In computer programming, the stride of an array (also increment or step size) refers to the number of locations in memory between successive array elements, measured in bytes or in units of the size of the array's elements.
An array with stride 1 has elements which are contiguous in memory. Such arrays are sometimes said to have unit stride. Unit stride arrays are generally more efficient than non-unit stride arrays, due to the effects of caching. This is attributed to the Principle of Locality, specifically spatial locality.

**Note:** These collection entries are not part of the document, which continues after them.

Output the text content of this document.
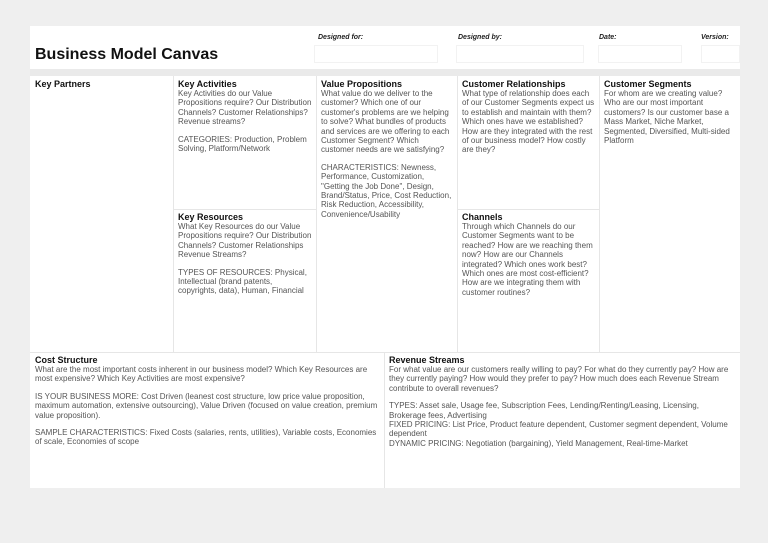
Business Model Canvas
Designed for:	Designed by:	Date:	Version:
Key Partners	Key Activities

Key Activities do our Value Propositions require? Our Distribution Channels? Customer Relationships? Revenue streams?

CATEGORIES: Production, Problem Solving, Platform/Network

Key Resources

What Key Resources do our Value Propositions require? Our Distribution Channels? Customer Relationships Revenue Streams?

TYPES OF RESOURCES: Physical, Intellectual (brand patents, copyrights, data), Human, Financial

Value Propositions

What value do we deliver to the customer? Which one of our customer's problems are we helping to solve? What bundles of products and services are we offering to each Customer Segment? Which customer needs are we satisfying?

CHARACTERISTICS: Newness, Performance, Customization, "Getting the Job Done", Design, Brand/Status, Price, Cost Reduction, Risk Reduction, Accessibility, Convenience/Usability

Customer Relationships

What type of relationship does each of our Customer Segments expect us to establish and maintain with them? Which ones have we established? How are they integrated with the rest of our business model? How costly are they?

Channels

Through which Channels do our Customer Segments want to be reached? How are we reaching them now? How are our Channels integrated? Which ones work best? Which ones are most cost-efficient? How are we integrating them with customer routines?

Customer Segments

For whom are we creating value? Who are our most important customers? Is our customer base a Mass Market, Niche Market, Segmented, Diversified, Multi-sided Platform

Cost Structure

What are the most important costs inherent in our business model? Which Key Resources are most expensive? Which Key Activities are most expensive?

IS YOUR BUSINESS MORE: Cost Driven (leanest cost structure, low price value proposition, maximum automation, extensive outsourcing), Value Driven (focused on value creation, premium value proposition).

SAMPLE CHARACTERISTICS: Fixed Costs (salaries, rents, utilities), Variable costs, Economies of scale, Economies of scope

Revenue Streams

For what value are our customers really willing to pay? For what do they currently pay? How are they currently paying? How would they prefer to pay? How much does each Revenue Stream contribute to overall revenues?

TYPES: Asset sale, Usage fee, Subscription Fees, Lending/Renting/Leasing, Licensing, Brokerage fees, Advertising

FIXED PRICING: List Price, Product feature dependent, Customer segment dependent, Volume dependent

DYNAMIC PRICING: Negotiation (bargaining), Yield Management, Real-time-Market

Reasons for non-unit stride

There are at least two reasons arrays may have a stride larger than their elements' width in bytes. First, many languages (including C and C++) allow structures to be padded to better take advantage of the word length of the machine. For example:
struct ThreeBytesWide {
    char a[3];
};
 
struct ThreeBytesWide myArray[100];
In the above code snippet, myArray might well turn out to have a stride of four bytes, rather than three, if the C code were compiled for a 32-bit architecture, and the compiler had optimized (as is usually the case) for minimum processing time rather than minimum memory usage.

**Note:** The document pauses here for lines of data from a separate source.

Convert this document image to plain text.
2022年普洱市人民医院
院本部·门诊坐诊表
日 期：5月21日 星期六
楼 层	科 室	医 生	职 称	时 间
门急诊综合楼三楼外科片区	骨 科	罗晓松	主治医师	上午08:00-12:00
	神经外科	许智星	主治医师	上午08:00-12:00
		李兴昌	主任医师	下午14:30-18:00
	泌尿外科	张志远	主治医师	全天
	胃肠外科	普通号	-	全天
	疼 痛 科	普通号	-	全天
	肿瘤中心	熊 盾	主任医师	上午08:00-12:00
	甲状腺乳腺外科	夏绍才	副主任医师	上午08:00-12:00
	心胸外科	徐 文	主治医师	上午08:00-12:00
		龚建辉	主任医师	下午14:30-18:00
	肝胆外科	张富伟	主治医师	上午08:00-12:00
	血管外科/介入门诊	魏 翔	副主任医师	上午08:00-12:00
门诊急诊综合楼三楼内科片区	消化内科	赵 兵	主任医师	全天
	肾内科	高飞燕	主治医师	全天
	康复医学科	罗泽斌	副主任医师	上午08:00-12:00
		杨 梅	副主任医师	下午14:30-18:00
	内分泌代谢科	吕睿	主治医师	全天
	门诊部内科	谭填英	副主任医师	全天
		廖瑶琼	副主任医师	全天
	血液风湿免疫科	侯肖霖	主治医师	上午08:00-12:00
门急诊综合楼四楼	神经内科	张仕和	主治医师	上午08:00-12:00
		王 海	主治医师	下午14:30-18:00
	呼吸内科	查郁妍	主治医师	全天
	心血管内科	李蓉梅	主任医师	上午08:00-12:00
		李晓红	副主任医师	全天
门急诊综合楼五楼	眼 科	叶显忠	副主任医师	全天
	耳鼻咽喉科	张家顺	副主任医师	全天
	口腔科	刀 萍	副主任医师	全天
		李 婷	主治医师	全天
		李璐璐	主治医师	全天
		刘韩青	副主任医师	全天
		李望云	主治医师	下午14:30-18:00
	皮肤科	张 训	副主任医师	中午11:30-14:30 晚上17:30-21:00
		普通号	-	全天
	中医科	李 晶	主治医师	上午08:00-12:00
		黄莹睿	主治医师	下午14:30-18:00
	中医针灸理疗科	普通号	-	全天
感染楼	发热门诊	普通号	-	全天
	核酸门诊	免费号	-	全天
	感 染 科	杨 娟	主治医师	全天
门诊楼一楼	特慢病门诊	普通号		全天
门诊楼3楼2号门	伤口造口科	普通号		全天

Second, some languages allow arrays of structures to be treated as overlapping parallel arrays with non-unit stride:
#include <stdio.h>
 
struct MyRecord {
    int value;
    char *text;
};
 
/* Print the contents of an array of ints with the given stride */
void print_some_ints(const int *arr, int length, size_t stride)
{
    int i;
    for (i=0; i < length; ++i) {
        printf("%d\n", arr[0]);
        arr = (int *)((unsigned char *)arr + stride);
    }
}
 
int main(void)
{
    int ints[100] = {0};
    struct MyRecord records[100] = {0};
 
    print_some_ints(&ints[0], 100, sizeof ints[0]);
    print_some_ints(&records[0].value, 100, sizeof records[0]);
    return 0;
}
This idiom is a form of type punning.